Even her breath seemed tight, and her chest felt as it had when she was ill last winter of a lingering cold.
But she forced her smile to remain as it was, clinging fiercely to her lips.
“Then I shall wish you a safe journey. Will you be leaving soon?”
“I don’t know,” he said.
She glanced over at him in surprise, to find him looking at her in an altogether strange way. Never had a man regarded her as intently as this young captain, and with such a somber expression on his face. He was studying her as if she held the answer to his plans.

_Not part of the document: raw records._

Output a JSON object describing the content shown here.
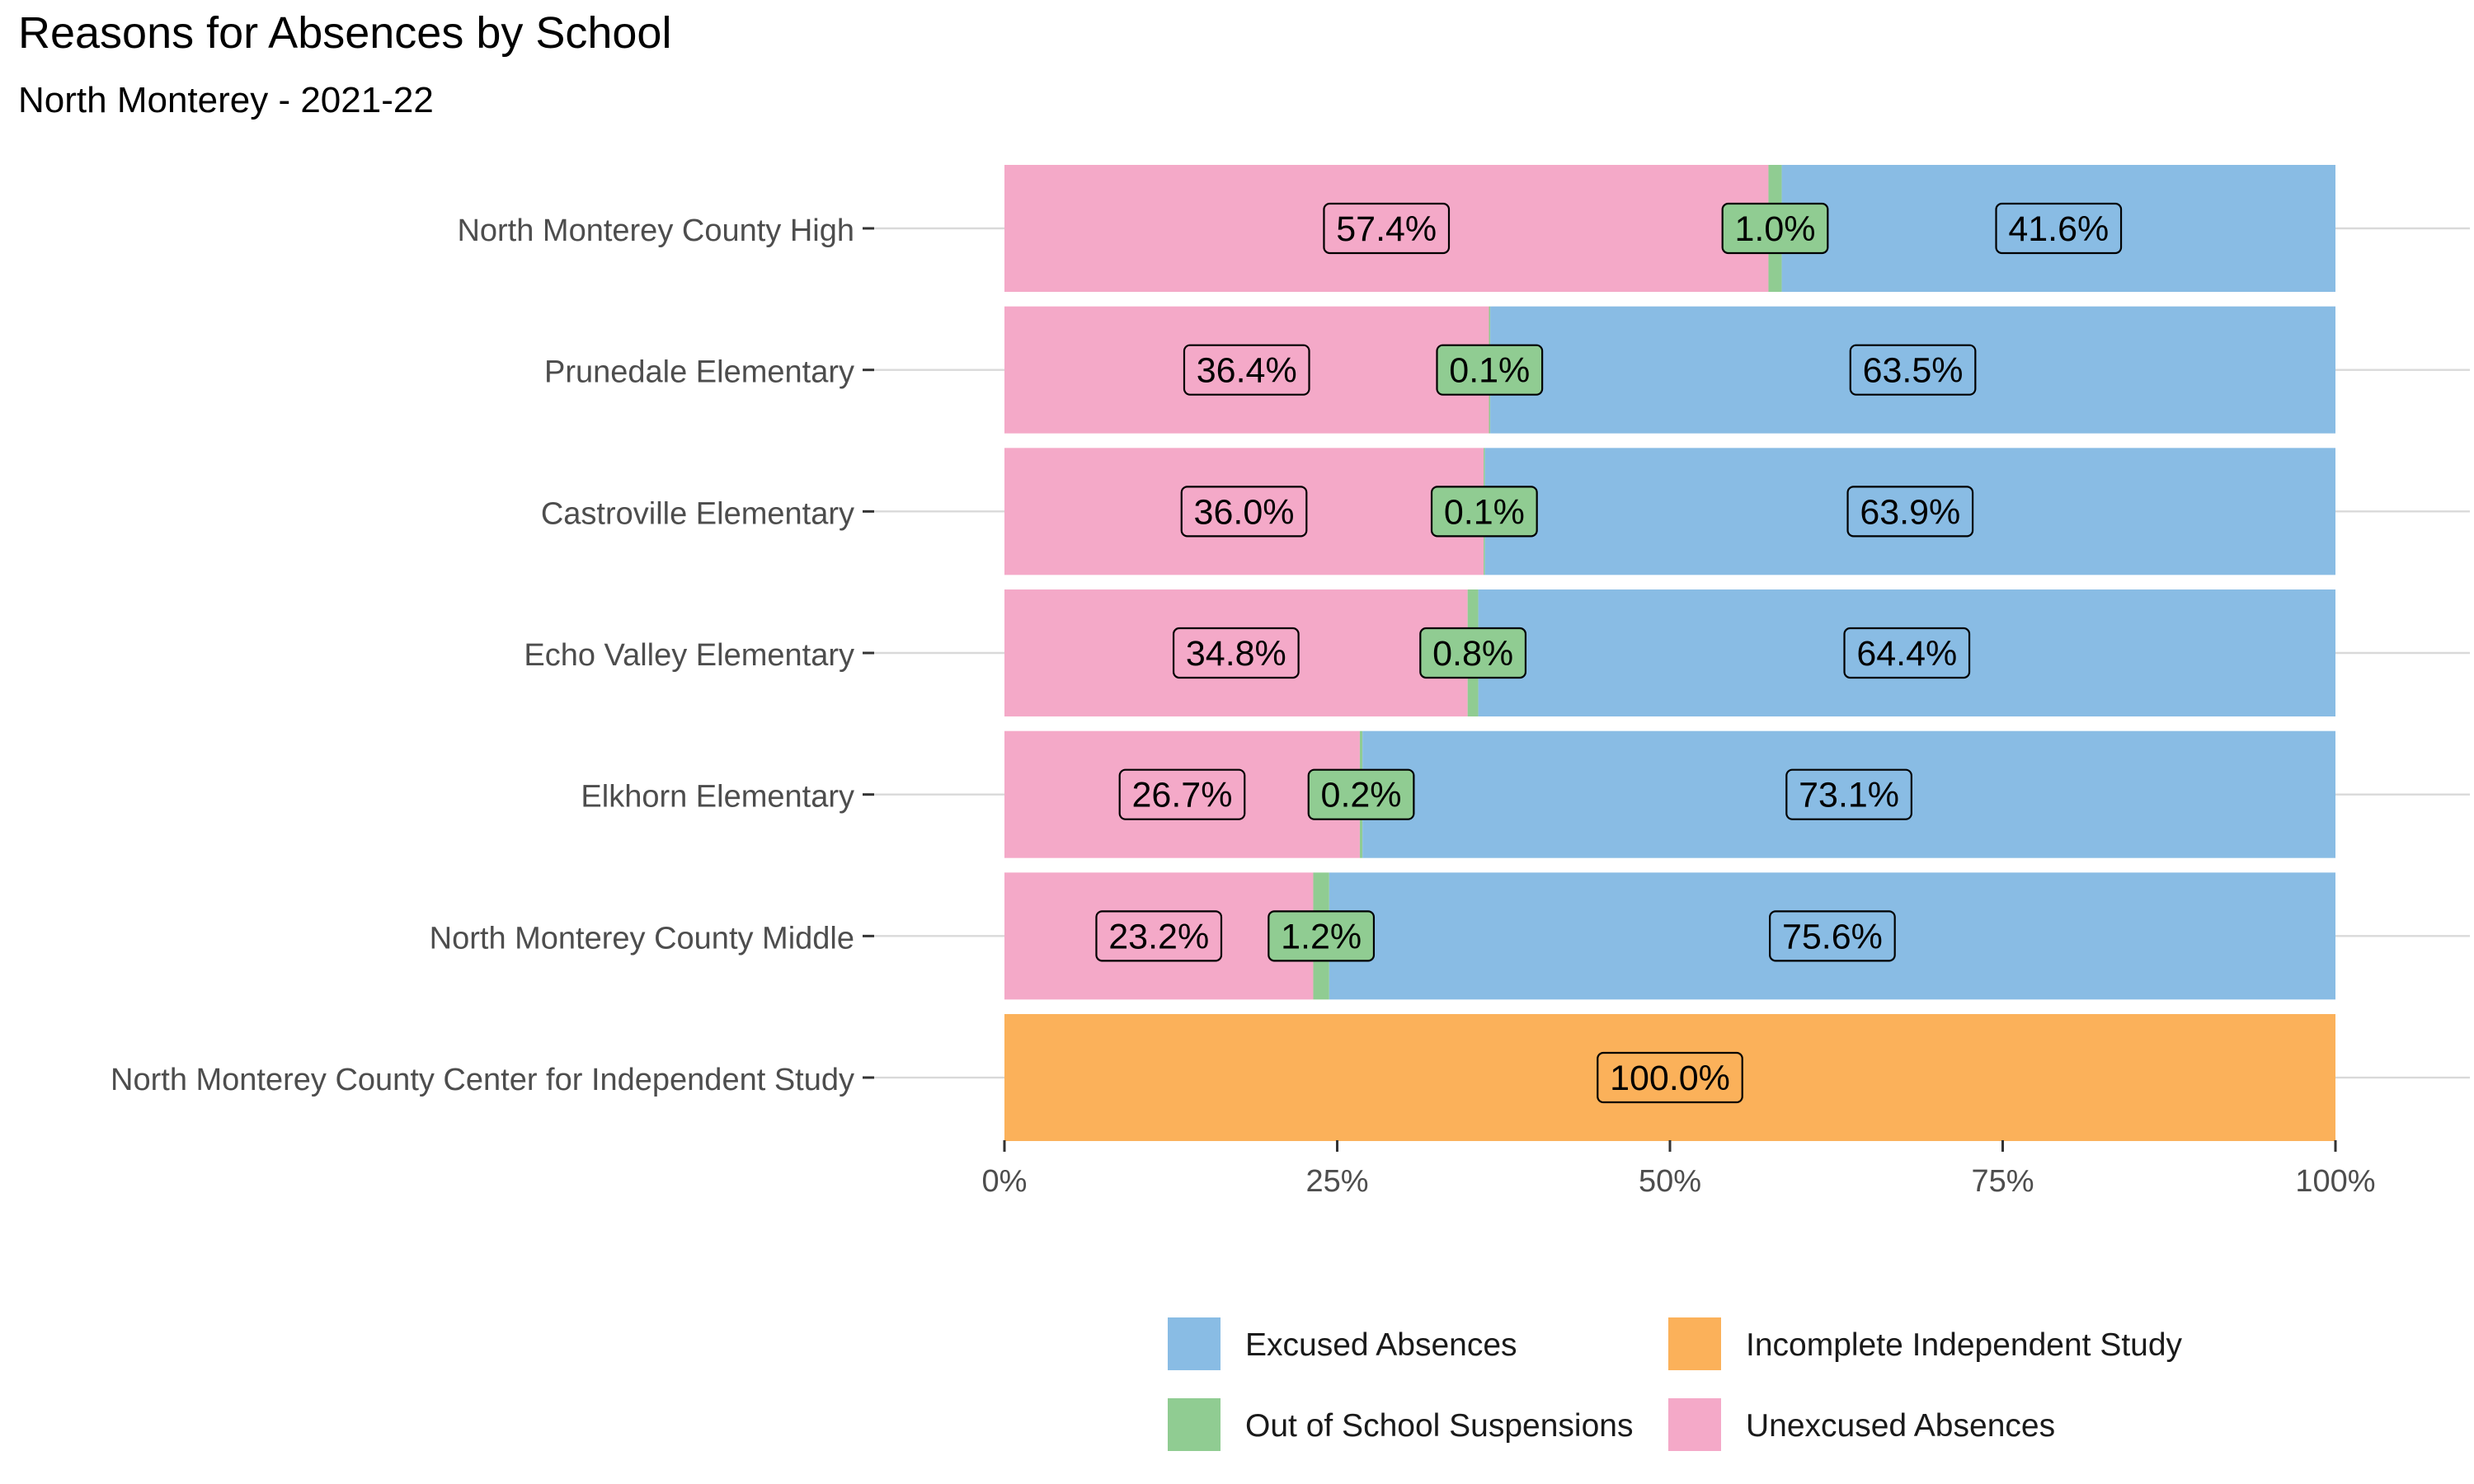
{
  "chart_data": {
    "type": "bar",
    "orientation": "horizontal",
    "stacked": "percent",
    "title": "Reasons for Absences by School",
    "subtitle": "North Monterey - 2021-22",
    "xlabel": "",
    "ylabel": "",
    "xlim": [
      0,
      100
    ],
    "x_ticks": [
      "0%",
      "25%",
      "50%",
      "75%",
      "100%"
    ],
    "grid": "horizontal major lines at categories",
    "legend_position": "bottom",
    "categories": [
      "North Monterey County High",
      "Prunedale Elementary",
      "Castroville Elementary",
      "Echo Valley Elementary",
      "Elkhorn Elementary",
      "North Monterey County Middle",
      "North Monterey County Center for Independent Study"
    ],
    "stack_order": [
      "Unexcused Absences",
      "Out of School Suspensions",
      "Incomplete Independent Study",
      "Excused Absences"
    ],
    "series": [
      {
        "name": "Unexcused Absences",
        "color": "#F4A9C8",
        "values": [
          57.4,
          36.4,
          36.0,
          34.8,
          26.7,
          23.2,
          0
        ],
        "labels": [
          "57.4%",
          "36.4%",
          "36.0%",
          "34.8%",
          "26.7%",
          "23.2%",
          ""
        ]
      },
      {
        "name": "Out of School Suspensions",
        "color": "#90CC92",
        "values": [
          1.0,
          0.1,
          0.1,
          0.8,
          0.2,
          1.2,
          0
        ],
        "labels": [
          "1.0%",
          "0.1%",
          "0.1%",
          "0.8%",
          "0.2%",
          "1.2%",
          ""
        ]
      },
      {
        "name": "Incomplete Independent Study",
        "color": "#FBB15A",
        "values": [
          0,
          0,
          0,
          0,
          0,
          0,
          100.0
        ],
        "labels": [
          "",
          "",
          "",
          "",
          "",
          "",
          "100.0%"
        ]
      },
      {
        "name": "Excused Absences",
        "color": "#89BCE4",
        "values": [
          41.6,
          63.5,
          63.9,
          64.4,
          73.1,
          75.6,
          0
        ],
        "labels": [
          "41.6%",
          "63.5%",
          "63.9%",
          "64.4%",
          "73.1%",
          "75.6%",
          ""
        ]
      }
    ],
    "legend": {
      "rows": [
        [
          "Excused Absences",
          "Incomplete Independent Study"
        ],
        [
          "Out of School Suspensions",
          "Unexcused Absences"
        ]
      ]
    }
  }
}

“Perhaps you can join us for dinner,” her mother said, standing. “In order to welcome Mr. Marshall to our home.”
He replied courteously, the words slipping past Elspeth as if they were simply a faint breeze.
She couldn’t stop staring at him, even though she knew that what she was doing was hideously impolite.
It seemed, however, as if her heartbeat were tied to his gaze, and the only way to calm it was to keep smiling at Captain MacRae.
She heard her mother saying something, and Jack murmuring a reluctant assent. Perhaps her father conversed with Mr. Marshall, or the maid responded to her mother’s query. The world could have marched into their pleasant and cozy parlor at that moment, and Elspeth wouldn’t have noticed.
Nor, did it seem, would Captain MacRae.